The debate has run for decades and isn’t settled. What the Netherlands study found is that certain neurons in the adult hippocampus retain a molecular profile more typical of young, still-developing cells, even in people in their 80s. Whether those cells were genuinely born in adulthood or were generated earlier and simply matured very slowly remains an open question, one that postmortem tissue alone can’t answer.

Could boosting these immature neurons actually prevent Alzheimer’s dementia?

It’s a long way from the current evidence to any kind of treatment. The study identified two proteins, clusterin and prosaposin, that were notably elevated in resilient individuals, both of which have roles in neuronal survival and anti-inflammatory signaling. Those proteins are now candidates for further investigation, but whether they can be safely and effectively manipulated in living patients is a different question entirely.

Is there something special about the human brain that mice studies have been missing?

Possibly, yes. The new study identified a previously unknown subpopulation of immature neurons, marked by a gene called OTOF, that appears in the adult human hippocampus but not in macaques or mice. If human immature neurons have unique functions that animal models don’t replicate, that could explain why so many promising Alzheimer’s therapies that work in mice have failed in clinical trials.
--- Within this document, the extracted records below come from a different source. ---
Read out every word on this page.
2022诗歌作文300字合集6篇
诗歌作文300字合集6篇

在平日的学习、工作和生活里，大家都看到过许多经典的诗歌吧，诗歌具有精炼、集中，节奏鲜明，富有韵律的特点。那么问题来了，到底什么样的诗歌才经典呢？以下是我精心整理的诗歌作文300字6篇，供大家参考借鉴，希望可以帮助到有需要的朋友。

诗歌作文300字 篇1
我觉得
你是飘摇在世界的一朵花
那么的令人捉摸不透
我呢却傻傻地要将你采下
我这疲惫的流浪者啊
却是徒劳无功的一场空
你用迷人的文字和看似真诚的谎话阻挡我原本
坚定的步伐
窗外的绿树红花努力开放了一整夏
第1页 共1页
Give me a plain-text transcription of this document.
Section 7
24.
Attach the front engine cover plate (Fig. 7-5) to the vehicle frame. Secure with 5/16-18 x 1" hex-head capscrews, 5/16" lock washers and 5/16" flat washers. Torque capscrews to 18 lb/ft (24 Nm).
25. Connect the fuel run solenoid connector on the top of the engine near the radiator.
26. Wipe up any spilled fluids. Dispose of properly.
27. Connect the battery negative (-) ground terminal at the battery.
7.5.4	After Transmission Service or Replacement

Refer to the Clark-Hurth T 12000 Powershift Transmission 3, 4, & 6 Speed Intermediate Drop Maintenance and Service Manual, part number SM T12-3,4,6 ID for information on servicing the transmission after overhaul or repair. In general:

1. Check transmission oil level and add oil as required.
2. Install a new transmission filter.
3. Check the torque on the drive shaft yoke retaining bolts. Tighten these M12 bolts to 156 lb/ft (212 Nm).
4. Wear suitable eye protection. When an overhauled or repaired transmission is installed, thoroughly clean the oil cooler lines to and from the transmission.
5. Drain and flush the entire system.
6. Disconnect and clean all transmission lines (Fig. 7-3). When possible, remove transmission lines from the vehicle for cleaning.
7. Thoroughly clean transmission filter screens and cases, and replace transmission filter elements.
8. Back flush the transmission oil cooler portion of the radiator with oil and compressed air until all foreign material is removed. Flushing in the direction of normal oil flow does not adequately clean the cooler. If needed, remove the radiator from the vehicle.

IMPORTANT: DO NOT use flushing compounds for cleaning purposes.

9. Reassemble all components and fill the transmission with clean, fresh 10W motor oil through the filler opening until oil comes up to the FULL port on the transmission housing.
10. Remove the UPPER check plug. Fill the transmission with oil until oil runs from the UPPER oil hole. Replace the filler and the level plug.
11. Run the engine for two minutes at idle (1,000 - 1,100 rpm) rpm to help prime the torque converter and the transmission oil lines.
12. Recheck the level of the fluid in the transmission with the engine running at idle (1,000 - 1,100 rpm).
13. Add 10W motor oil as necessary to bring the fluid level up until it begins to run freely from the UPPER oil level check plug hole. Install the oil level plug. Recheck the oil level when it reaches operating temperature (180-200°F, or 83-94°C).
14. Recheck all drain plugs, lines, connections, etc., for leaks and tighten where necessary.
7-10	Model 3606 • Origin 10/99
What would it actually mean to target cognitive resilience instead of Alzheimer’s pathology?

Most current Alzheimer’s research aims to reduce amyloid plaques or tau tangles, the physical hallmarks of the disease. A resilience-focused approach would instead ask how to keep the brain functional in the presence of those hallmarks, essentially raising the threshold at which pathology translates into decline. Whether that’s achievable pharmacologically, through lifestyle, or some combination, remains an open and increasingly active area of research.